Un suave viento le azotó la cara, sintió
frío, aquella bata no abrigaba nada, era septiembre; 19, para ser más
exactos; el mal tiempo ya se hacía sentir, dentro de poco el abrigo y
la bufanda volverían a formar parte de la rutina diaria. Cerró la
ventana, miró la habitación, la observó entera, paredes, suelo, camas,
luces. No podía comprender el porqué de verse allí, en esa soledad que
ella misma había aceptado, sin saber si sería capaz de enfrentarse al
miedo que la ahogaba, el mismo que le gritaba por dentro que quería
seguir soñando, continuar el camino sellado, su camino, el que tanto le
había costado marcar, por el que había luchado y creado su familia, su
hogar, su vida. ¡NO!, no podía permitir que aquella “sombra oscura”
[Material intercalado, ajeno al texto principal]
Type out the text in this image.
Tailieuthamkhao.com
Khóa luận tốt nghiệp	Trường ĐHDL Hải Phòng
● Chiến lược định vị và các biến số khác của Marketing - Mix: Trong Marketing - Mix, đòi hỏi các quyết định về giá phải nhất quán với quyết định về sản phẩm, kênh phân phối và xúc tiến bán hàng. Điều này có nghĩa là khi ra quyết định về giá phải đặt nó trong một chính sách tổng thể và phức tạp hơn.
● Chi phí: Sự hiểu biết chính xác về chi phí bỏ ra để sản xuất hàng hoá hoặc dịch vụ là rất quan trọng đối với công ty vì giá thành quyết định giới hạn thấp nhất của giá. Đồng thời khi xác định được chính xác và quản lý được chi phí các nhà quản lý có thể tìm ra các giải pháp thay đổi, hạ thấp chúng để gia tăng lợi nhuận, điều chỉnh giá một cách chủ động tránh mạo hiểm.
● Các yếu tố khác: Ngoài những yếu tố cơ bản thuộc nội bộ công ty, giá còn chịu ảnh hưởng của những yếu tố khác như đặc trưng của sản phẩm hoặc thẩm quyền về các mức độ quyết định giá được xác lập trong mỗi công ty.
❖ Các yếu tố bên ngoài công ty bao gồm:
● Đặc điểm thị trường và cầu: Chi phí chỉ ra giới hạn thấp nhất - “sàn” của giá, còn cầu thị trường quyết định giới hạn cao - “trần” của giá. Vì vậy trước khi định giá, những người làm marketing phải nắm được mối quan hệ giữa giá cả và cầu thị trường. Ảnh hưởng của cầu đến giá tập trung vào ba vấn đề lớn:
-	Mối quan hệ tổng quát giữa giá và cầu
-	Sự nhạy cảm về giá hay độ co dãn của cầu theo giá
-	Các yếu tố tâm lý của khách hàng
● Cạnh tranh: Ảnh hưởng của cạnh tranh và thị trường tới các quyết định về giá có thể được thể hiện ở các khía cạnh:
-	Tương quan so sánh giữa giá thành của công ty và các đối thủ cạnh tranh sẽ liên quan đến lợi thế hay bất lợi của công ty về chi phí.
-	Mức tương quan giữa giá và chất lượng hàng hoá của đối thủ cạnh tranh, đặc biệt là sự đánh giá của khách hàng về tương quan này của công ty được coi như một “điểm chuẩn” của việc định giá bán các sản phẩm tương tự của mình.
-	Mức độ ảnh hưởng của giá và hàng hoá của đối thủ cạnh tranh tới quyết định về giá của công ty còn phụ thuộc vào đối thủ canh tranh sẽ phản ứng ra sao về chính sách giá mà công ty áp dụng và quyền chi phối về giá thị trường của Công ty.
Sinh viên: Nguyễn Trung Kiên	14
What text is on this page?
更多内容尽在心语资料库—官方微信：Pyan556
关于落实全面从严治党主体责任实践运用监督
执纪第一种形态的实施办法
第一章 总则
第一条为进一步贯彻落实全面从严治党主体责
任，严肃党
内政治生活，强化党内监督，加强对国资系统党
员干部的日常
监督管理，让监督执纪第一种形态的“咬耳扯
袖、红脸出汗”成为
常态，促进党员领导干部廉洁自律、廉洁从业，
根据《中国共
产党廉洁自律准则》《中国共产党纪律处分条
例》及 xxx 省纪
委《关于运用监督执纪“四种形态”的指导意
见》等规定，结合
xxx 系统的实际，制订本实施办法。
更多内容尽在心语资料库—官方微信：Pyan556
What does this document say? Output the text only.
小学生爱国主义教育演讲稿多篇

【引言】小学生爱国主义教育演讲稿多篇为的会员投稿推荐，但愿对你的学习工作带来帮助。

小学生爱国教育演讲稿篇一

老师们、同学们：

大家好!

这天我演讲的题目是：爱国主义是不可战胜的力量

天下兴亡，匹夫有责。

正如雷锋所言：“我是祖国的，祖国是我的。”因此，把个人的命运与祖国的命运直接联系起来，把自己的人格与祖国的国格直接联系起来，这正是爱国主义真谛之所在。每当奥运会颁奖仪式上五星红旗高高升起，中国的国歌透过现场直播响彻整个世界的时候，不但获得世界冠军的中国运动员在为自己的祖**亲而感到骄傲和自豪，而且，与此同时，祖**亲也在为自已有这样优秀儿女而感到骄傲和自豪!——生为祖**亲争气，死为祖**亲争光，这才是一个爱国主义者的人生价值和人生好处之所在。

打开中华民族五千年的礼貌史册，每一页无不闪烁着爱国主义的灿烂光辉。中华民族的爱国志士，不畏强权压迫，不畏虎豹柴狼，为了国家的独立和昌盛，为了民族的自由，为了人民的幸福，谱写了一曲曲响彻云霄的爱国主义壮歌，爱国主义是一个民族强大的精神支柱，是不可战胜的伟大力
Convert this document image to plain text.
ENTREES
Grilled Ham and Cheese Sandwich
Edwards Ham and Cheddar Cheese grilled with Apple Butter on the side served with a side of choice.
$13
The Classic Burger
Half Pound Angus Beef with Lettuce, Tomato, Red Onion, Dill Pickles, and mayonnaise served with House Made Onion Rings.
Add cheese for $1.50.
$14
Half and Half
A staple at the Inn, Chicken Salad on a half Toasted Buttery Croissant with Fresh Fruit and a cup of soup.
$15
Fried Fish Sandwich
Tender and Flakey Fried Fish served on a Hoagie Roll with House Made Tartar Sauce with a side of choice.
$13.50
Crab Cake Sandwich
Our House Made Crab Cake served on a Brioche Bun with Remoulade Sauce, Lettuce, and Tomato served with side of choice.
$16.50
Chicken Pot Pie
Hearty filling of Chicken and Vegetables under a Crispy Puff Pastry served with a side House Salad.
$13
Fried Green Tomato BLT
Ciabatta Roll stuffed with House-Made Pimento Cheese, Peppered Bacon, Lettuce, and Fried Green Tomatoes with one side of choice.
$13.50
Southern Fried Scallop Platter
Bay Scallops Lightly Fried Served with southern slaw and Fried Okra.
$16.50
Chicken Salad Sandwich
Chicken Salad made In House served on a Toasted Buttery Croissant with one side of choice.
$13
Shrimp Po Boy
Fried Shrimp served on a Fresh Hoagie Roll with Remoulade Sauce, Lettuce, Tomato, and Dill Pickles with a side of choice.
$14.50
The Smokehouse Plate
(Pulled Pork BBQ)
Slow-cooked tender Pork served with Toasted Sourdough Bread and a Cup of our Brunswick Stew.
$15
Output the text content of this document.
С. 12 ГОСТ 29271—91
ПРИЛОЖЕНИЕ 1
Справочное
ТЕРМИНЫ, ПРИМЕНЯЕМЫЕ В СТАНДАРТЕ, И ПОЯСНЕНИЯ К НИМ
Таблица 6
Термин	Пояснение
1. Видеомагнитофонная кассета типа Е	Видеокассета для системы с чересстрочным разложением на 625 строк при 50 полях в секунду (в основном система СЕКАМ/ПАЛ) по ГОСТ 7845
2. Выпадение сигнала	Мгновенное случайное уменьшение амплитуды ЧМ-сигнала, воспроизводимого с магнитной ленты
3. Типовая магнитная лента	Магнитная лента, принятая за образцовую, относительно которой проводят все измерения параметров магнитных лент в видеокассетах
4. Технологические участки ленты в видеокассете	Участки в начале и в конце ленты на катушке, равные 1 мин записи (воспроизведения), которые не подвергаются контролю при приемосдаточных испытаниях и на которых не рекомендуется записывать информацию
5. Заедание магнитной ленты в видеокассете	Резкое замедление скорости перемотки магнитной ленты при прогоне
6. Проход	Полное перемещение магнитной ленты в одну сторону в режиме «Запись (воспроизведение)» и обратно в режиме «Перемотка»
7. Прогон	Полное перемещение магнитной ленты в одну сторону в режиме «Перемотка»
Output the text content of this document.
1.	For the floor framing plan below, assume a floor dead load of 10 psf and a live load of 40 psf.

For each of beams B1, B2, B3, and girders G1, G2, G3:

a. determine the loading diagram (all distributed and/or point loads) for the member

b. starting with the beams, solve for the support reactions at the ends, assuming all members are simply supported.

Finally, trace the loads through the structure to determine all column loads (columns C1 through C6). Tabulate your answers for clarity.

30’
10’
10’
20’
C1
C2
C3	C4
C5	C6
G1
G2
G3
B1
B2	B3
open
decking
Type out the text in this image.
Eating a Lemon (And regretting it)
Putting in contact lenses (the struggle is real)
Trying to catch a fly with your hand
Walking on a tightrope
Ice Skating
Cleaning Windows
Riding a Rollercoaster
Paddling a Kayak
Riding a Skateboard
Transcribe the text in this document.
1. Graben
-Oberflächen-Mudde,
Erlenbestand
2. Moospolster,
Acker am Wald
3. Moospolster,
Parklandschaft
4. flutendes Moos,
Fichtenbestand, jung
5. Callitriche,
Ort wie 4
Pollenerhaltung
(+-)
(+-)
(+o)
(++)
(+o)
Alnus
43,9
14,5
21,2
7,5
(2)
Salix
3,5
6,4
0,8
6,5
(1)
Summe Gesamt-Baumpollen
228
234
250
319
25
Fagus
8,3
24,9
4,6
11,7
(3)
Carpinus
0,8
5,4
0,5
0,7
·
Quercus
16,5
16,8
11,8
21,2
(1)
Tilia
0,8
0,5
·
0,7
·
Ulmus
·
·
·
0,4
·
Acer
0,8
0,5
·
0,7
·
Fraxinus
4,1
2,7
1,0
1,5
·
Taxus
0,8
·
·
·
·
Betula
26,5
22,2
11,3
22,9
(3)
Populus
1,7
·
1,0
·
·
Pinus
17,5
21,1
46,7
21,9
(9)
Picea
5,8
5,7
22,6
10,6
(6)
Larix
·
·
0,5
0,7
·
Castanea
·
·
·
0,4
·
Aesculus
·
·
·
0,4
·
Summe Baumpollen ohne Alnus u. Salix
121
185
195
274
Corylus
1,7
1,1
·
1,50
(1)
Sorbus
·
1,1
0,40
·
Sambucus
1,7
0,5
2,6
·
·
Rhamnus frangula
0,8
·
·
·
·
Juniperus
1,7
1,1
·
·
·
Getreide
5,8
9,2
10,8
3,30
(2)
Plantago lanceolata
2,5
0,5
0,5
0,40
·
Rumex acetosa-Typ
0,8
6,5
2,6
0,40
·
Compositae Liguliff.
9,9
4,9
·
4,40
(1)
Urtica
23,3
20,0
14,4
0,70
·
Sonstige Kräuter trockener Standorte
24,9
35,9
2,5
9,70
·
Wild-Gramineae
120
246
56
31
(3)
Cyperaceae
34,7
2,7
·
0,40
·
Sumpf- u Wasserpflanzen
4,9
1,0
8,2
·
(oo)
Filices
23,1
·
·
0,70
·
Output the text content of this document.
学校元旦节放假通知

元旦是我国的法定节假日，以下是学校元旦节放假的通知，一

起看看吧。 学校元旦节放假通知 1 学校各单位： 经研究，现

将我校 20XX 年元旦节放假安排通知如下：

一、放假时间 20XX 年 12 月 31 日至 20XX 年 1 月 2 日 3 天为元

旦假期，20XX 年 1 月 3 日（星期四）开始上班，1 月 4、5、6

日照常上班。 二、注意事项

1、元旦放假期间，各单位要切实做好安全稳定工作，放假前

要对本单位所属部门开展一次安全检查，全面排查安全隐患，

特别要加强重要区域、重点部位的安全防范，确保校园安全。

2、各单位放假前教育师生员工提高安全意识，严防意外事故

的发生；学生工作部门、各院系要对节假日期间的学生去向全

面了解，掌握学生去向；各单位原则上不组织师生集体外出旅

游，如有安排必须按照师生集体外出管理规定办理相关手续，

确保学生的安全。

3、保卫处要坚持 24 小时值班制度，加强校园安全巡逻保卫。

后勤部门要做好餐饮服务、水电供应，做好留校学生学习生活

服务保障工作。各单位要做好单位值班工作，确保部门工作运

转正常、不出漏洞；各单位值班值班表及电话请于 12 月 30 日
pudiera con ella, lucharía sin parar. Luchaba… siempre luchaba.
Las
horas pasaban, el sueño no quiso acudir a la cita, vaya… un plantón
poco conveniente en esas circunstancias, quizás… hizo bien en no venir,
tuvo tiempo para recordar secuencias de su vida, muchas, momentos que
jamás olvidaría, sonrisas que se clavaban en su alma al ladito de las
lágrimas, pero sabiendo cada una, cuál era su lugar, sin empujones y con
respeto.
Las luces de la ciudad comenzaban a velarse
con la luz de la mañana; pequeños rayos de sol esquivando las nubes,
diminutos arcoíris que se formaban sin darse cuenta ni de su propia
existencia, ¡ay, hermosa naturaleza! ¡Divina esperanza de luz!.
Dejó
que la ducha fuese un pequeño recreo, desconectó de la habitación, del
olor tan especial que sentía hasta los huesos y que tan poco le
gustaba. Se enjabonó con el gel que le dieron; no olía muy bien, pero
las normas son así, se ponen para ser cumplidas, no para cuestionarlas,
así que decidió que ese ratito no se lo estropearía un jabón para el
cuerpo, esos minutos eran suyos, íntimos, los más íntimos que jamás
pensó vivir… ¿Dolorosos? ¡No sabía cuánto! La toalla tampoco era la
suya, blanca, seria, sencilla, se cubrió el cuerpo con ella, se secó
suavemente, mimándose, con un pequeño temblor en las manos, en todo el
cuerpo, en el alma… Tenía miedo, cada vez más. Se quedó desnuda frente a
un espejo ya viejo, pero que todavía hacía su función. Se observó,
recorrió cada centímetro de su piel con su mirada, sabiendo que era la
última vez que se vería así, “completa”. ¡Cada vez tenía más miedo! Sus
manos recorrían su cara, su abdomen, su sexo; se abrazó, se sintió. Un
grito ahogado murió en su garganta, ¡no podía! Era superior a ella, le
dolía el alma, la tenía herida, más que su cuerpo; no pudo tocarse…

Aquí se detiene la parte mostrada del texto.